Where do Legal Information Professionals work?

Academic Institutions

Universities which run law courses for students often have legal subject librarians and may make their legal collection available to local firms. The major research collections are at Squire Library (Cambridge), Bodleian library (Oxford), Trinity College Dublin and the Institute of Advanced Legal Studies (London).

Law Firms

Over 150 law firms in Britain and Ireland employ Legal Information Professionals. They may work as small one-person units or within large teams. Law firm library and information centres often provide commercial as well as legal information and Legal Information Professionals' roles often combine knowledge management of in-house data with library management.

National Government

Parliament, Government departments and the Court Service have law libraries. The largest are at the Home Office and the Supreme Court.

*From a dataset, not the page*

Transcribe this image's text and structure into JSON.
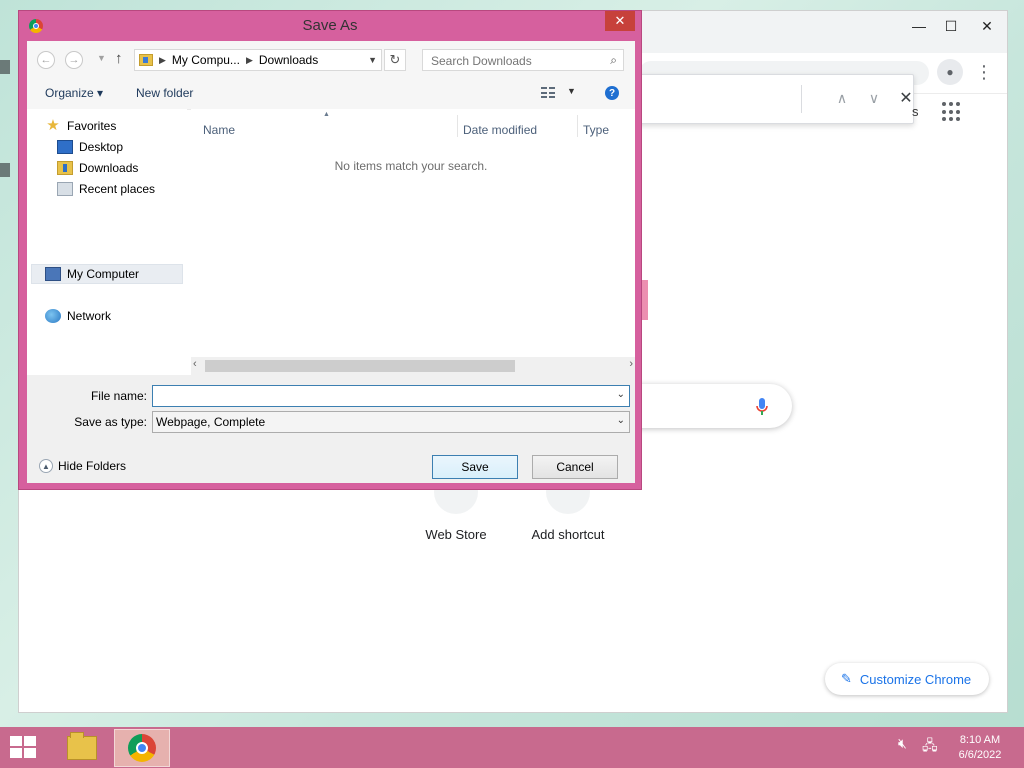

Libraries for legal professionals

These include the Law Society library for solicitors, the four Inns of Court libraries for barristers, the Advocates library in Edinburgh.
They provide a resource for their members, but some also provide a commercial service to law firms and the public.

Industry and Commerce

Nationwide a lot of companies have legal libraries or information centres employing Legal Information Professionals.

Freelance/consultant

Freelance law librarians and consultants are a pretty disparate group. They may work for one or two law firms exclusively; for academic institutions or commercial businesses; take on one-off projects for clients in legal or other organisations, run libraries or work on contract with larger information consultancies. Freelancers are (currently) doing everything from looseleafing to building taxonomies, organising conferences, database design, editing publications, sales representation, CPD training - and much more.